I didn't argue against any of this. See the italed sentence. The scene doesn't support the proposition that the chaos willl come back. It's possible that the scene is misleading and the Stargazer's universe is doomed, sure. But the scene doesn't offer any evidence that this will happen.
But in the end, we are forced to just go along with it, to accept that the Leviathan programmed catalyst logic matters, that the reapers were a solution to help solve this problem, and that the choices also serve this problem which we must now also serve. There is no logic to it and no logical way to dispute it, no way to argue with a fundamentally flawed program created by fundamentally flawed organics.
Yep. We can't argue with it. As a matter of RP we should have; though neither my Shepards nor I would have expected to actually get anywhere with an argument, it would have been fun to make the Catalyst do a handwave (assuming peace at Rannoch, of course).

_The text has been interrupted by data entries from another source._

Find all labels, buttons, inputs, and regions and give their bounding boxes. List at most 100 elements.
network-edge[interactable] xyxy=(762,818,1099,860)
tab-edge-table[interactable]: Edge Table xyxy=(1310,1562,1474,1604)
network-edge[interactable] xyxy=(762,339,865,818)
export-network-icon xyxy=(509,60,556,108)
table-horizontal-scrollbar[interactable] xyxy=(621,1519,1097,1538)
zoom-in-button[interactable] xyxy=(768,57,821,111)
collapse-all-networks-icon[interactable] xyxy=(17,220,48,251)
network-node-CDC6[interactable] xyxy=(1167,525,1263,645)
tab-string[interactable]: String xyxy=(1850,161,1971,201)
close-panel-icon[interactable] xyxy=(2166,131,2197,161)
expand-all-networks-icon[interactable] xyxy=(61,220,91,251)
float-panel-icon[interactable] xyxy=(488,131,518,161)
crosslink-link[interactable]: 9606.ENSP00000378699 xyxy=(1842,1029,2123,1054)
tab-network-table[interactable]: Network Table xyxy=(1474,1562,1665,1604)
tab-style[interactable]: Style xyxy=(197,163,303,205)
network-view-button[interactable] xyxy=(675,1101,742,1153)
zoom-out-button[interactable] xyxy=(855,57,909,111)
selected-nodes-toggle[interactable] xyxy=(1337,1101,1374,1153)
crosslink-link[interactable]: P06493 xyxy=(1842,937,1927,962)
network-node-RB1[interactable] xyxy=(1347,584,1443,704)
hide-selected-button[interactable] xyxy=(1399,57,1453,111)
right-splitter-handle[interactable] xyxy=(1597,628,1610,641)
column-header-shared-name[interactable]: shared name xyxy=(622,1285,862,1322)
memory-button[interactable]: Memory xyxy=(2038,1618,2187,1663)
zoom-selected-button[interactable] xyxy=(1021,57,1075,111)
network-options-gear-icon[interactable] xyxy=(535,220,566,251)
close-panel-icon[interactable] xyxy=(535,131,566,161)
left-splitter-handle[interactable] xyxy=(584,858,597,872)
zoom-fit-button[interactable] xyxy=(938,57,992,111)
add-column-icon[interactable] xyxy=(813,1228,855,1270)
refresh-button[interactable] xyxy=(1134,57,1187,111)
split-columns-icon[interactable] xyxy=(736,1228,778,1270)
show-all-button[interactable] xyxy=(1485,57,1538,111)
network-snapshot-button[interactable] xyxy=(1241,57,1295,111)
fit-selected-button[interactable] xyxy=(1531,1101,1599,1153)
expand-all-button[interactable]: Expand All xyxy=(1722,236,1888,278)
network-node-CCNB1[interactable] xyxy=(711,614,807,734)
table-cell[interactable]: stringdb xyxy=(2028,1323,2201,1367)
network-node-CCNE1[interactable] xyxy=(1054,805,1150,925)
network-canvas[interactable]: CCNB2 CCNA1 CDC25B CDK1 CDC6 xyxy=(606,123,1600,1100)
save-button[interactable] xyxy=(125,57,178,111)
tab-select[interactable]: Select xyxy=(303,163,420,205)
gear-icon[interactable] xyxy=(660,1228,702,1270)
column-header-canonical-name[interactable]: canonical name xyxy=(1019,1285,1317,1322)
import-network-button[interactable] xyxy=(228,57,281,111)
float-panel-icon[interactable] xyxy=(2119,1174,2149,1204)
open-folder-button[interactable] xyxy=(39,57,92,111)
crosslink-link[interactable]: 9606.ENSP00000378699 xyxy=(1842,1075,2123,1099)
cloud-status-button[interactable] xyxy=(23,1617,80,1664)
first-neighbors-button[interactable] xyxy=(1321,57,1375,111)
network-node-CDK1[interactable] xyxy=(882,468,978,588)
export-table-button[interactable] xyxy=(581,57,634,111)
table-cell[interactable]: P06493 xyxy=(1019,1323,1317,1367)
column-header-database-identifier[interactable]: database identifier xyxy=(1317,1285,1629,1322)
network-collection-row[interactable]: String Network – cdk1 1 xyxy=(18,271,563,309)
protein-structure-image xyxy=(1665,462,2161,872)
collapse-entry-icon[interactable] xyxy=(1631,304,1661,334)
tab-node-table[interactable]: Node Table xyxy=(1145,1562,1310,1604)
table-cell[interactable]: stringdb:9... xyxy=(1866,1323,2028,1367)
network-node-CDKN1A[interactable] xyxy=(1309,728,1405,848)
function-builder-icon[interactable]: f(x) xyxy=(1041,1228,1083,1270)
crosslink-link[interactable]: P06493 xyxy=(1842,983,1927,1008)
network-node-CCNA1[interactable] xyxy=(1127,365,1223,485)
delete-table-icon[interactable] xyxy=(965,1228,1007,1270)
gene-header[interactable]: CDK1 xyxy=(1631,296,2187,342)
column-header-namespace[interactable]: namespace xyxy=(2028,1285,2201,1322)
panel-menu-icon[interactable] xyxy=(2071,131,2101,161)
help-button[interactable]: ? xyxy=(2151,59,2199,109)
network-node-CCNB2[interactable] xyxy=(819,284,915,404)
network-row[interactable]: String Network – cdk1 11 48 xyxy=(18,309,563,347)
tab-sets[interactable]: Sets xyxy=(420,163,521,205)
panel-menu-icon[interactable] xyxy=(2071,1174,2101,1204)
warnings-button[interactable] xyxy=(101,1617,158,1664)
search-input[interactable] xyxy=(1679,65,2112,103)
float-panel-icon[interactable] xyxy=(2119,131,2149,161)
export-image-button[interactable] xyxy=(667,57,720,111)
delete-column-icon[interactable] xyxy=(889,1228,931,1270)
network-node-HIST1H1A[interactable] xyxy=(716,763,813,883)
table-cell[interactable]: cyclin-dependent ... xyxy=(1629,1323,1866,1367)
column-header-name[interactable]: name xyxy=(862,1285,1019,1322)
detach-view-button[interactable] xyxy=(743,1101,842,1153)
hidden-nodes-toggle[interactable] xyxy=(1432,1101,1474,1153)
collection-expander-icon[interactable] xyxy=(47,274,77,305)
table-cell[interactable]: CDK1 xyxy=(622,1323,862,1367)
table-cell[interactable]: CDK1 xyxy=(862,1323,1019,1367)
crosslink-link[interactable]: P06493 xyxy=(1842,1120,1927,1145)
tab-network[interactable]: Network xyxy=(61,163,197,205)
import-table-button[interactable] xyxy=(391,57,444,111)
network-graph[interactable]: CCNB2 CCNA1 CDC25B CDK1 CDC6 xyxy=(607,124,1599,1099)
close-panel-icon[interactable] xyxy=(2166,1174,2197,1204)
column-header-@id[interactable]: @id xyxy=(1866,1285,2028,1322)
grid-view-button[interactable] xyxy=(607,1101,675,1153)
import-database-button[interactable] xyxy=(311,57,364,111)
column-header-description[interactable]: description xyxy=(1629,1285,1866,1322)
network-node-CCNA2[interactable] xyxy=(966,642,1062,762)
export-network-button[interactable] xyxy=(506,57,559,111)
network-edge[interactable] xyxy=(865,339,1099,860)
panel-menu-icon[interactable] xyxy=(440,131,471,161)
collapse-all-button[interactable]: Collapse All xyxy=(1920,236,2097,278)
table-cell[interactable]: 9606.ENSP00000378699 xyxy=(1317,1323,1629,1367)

And then the cutscenes pop up and say it's all good and then the slides show just how wonderful life now is-an affirmation of the choices fixing things. The stargazer pops up and disputes nothing that we're shown-it's ambiguous and basically just says everything worked out well for now.
Does Destroy fix things, or not? Again, the substance of the Catalyst's postion is that it won't, not that it will.
#300
Posté 07 novembre 2013 - 06:49
sharkboy421 wrote...
AlanC9 wrote...
But of course, Bio did borrow some Cthulhu tropes. It's not crazy to have inferred that Bio meant the Reapers to actually be Cthulhuesque in the end, even though Bio never did intend that. Add this one to the list of aspects of ME that Bio saw one way and large numbers of fans saw another way.
Did they really not intend for that? They borrowed heavily from the ideas of cosmic horror, the best known example of that is indeed Cthulhu.
In ME2 we get the line on the derelict reaper mission "Even a dead god can dream." I personally have a hard time seeing that as anything but a direct reference to Lovecraft's "The Call of Cthulhu".
If they didn't intend for the Reapers to be seen "mecha-Cthulhus" then I feel they did a really poor job of portrayal.
Yet it not work for everyone.
I read many stories from Lovecraft, Cthulhu included, yet I never saw Reapers as space Cthulhu. There were machines, machines have to be built by someone and this fact just turn all Sovereigns talks about "no beginning" in arrogant claims for me.
I always saw them as some failed experiment, never as Cthulhu like creatures.